The field of choices for e-readers. While I am very happy with my Kindle, some other choices are rolling out.
On Wednesday, iRex Technologies, a spinoff of Royal Philips Electronics that already makes one of Europe’s best-known e-readers, plans to announce that it is entering the United States market with a $399 touch-screen e-reader.
Owners of the new iRex DR800SG will be able to buy digital books and newspapers wirelessly over the 3G network of Verizon, which is joining AT&T and Sprint in supporting such devices. And by next month, the iRex will be sold at a few hundred Best Buy stores, along with the Sony Reader and similar products.
By all accounts, e-readers are set to have a breakout year. Slightly more than one million of them were sold globally in 2008, according to the market research firm iSuppli. The firm predicts that 5.2 million will be sold this year, more than half of them in North America, driven by the popularity and promotion of the Kindle, which is available only through Amazon’s Web site. [More]
But wait - there are more coming!
It is hard to explain to others how fundamentally my Kindle has altered my approach to reading. That evolution is just beginning. Where these devices can take us is pretty mind-boggling.
For starters, think about what happened because of the printing press: The ability to duplicate, and make permanent, ideas that were contained in books created a surge in innovation that the world had never seen before. Now, the ability to digitally search millions of books instantly will make finding all that information easier yet again. Expect ideas to proliferate -- and innovation to bloom -- just as it did in the centuries after Gutenberg.
Think about it.

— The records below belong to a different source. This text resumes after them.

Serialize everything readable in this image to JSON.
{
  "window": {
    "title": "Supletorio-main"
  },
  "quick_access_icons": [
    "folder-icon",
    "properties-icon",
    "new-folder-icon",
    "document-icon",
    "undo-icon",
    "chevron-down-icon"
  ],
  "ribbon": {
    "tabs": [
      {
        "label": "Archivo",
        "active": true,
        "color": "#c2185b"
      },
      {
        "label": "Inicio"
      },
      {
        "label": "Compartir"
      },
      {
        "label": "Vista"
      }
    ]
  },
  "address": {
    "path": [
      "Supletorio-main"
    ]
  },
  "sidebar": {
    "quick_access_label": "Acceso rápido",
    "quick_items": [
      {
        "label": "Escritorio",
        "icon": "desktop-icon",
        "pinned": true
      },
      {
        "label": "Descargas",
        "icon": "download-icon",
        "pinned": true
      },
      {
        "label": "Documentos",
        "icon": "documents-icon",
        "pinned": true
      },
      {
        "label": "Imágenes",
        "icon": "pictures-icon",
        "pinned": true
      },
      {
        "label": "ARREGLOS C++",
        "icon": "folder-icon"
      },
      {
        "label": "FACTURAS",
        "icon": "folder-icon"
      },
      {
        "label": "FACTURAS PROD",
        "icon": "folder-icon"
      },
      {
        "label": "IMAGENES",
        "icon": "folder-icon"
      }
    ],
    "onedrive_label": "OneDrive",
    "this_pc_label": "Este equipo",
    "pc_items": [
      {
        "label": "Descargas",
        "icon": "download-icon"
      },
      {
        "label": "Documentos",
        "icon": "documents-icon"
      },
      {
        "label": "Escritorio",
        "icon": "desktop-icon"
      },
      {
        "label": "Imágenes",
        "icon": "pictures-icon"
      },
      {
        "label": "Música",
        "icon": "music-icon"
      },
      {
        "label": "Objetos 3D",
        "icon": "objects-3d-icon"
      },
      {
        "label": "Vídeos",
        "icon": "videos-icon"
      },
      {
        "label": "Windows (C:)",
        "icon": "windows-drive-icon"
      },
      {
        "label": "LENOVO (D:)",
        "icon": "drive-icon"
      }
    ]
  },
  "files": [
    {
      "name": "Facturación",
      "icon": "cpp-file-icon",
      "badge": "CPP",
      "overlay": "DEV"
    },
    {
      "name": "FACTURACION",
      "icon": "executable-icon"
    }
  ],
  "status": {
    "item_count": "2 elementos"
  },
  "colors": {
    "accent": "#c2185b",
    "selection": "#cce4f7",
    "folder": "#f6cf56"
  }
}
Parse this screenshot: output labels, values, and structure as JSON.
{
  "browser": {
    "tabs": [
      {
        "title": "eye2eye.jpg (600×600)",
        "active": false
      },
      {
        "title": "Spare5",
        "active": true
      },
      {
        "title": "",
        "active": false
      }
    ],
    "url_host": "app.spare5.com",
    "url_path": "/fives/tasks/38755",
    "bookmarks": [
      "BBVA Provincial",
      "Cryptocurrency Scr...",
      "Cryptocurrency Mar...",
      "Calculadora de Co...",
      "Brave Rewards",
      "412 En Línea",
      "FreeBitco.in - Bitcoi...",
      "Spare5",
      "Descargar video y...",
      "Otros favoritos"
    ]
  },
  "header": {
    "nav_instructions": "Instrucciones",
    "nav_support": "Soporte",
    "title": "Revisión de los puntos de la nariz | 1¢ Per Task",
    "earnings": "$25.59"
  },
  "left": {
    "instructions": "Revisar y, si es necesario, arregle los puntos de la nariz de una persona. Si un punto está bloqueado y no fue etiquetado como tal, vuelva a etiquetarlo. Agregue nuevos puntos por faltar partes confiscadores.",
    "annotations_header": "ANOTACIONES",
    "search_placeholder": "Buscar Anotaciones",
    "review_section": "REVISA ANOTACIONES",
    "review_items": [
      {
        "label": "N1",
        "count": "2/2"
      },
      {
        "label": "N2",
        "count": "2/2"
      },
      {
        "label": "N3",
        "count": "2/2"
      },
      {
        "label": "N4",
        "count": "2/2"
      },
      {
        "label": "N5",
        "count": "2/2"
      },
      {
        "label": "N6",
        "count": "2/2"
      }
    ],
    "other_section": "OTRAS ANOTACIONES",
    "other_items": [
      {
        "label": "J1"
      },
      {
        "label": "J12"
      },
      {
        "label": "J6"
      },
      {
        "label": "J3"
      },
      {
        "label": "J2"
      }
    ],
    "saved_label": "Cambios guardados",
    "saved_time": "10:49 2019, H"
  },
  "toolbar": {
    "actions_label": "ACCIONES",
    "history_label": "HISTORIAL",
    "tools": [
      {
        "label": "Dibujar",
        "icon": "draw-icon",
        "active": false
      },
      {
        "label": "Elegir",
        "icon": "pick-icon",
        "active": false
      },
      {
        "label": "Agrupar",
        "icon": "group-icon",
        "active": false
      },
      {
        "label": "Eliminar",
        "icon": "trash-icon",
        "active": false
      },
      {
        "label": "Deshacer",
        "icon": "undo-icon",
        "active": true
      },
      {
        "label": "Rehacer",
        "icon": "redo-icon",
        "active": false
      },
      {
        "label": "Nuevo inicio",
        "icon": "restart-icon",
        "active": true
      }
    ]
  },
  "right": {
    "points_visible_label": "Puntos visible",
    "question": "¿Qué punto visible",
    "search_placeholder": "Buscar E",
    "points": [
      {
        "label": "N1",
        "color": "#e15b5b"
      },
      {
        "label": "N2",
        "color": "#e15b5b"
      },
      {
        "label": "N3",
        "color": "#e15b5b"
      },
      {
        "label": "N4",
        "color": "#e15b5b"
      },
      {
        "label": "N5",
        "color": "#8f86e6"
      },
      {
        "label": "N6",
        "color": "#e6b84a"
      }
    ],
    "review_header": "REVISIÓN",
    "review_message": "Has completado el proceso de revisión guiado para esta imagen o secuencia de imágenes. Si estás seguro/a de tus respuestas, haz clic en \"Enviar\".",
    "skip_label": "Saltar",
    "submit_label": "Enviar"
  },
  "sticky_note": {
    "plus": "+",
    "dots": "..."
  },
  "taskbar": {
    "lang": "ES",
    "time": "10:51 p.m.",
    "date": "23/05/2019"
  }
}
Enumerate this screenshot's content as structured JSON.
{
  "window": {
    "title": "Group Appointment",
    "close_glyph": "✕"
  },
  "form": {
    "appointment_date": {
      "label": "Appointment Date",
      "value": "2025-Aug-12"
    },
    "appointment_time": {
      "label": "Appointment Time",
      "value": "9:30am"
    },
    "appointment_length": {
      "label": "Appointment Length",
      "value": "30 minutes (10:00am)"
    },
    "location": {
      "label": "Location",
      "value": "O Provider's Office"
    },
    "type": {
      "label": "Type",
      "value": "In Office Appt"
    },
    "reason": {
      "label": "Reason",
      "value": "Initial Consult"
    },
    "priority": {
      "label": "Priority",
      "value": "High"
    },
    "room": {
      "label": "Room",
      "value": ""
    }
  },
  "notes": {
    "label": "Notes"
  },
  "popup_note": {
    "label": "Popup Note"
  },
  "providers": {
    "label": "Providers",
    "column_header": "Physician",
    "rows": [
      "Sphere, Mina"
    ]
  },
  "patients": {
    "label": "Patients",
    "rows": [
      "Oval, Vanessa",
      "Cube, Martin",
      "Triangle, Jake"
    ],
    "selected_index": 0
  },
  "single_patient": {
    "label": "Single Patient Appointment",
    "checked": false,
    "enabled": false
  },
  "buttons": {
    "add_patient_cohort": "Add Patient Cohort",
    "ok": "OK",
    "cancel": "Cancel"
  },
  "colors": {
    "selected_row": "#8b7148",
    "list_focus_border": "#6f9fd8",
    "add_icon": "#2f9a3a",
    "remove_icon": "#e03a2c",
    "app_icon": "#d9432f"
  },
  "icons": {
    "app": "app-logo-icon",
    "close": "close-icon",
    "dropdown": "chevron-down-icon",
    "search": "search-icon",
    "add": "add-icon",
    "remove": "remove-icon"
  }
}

Before too long, you'll be able to create a kind of shadow version of your entire library, including every book you've ever read -- as a child, as a teenager, as a college student, as an adult. Every word in that library will be searchable. It is hard to overstate the impact that this kind of shift will have on scholarship. Entirely new forms of discovery will be possible. Imagine a software tool that scans through the bibliographies of the 20 books you've read on a specific topic, and comes up with the most-cited work in those bibliographies that you haven't encountered yet. [More]
It could be e-readers will simply be precursors to yet another smart-phone function, but the physical screen size would require different old eyes than mine. In order to get the font large enough to see on my Blackberry, for example, I could only read words of about 7 letters or so (heh).
The rapidly approaching moment is finding a universal format so the millions of books Google has scanned and those Amazon sells can be downloaded to any e-reader. Given the frustrating fractionation of our communications industry that sync-up could be too long in coming for my taste.
Even more curious is the idea that reading and writing may not have been made extinct by talking. When phones made letters virtually obsolete, the last thing any of us imagined was the text handling features would become as popular, i.e. Twitter. In fact, my generation may be a low point in reading and writing compared to talking.
Like many small technology changes with disproportionately huge implications, today's e-readers could be one of those things we look back on like our bag-phones.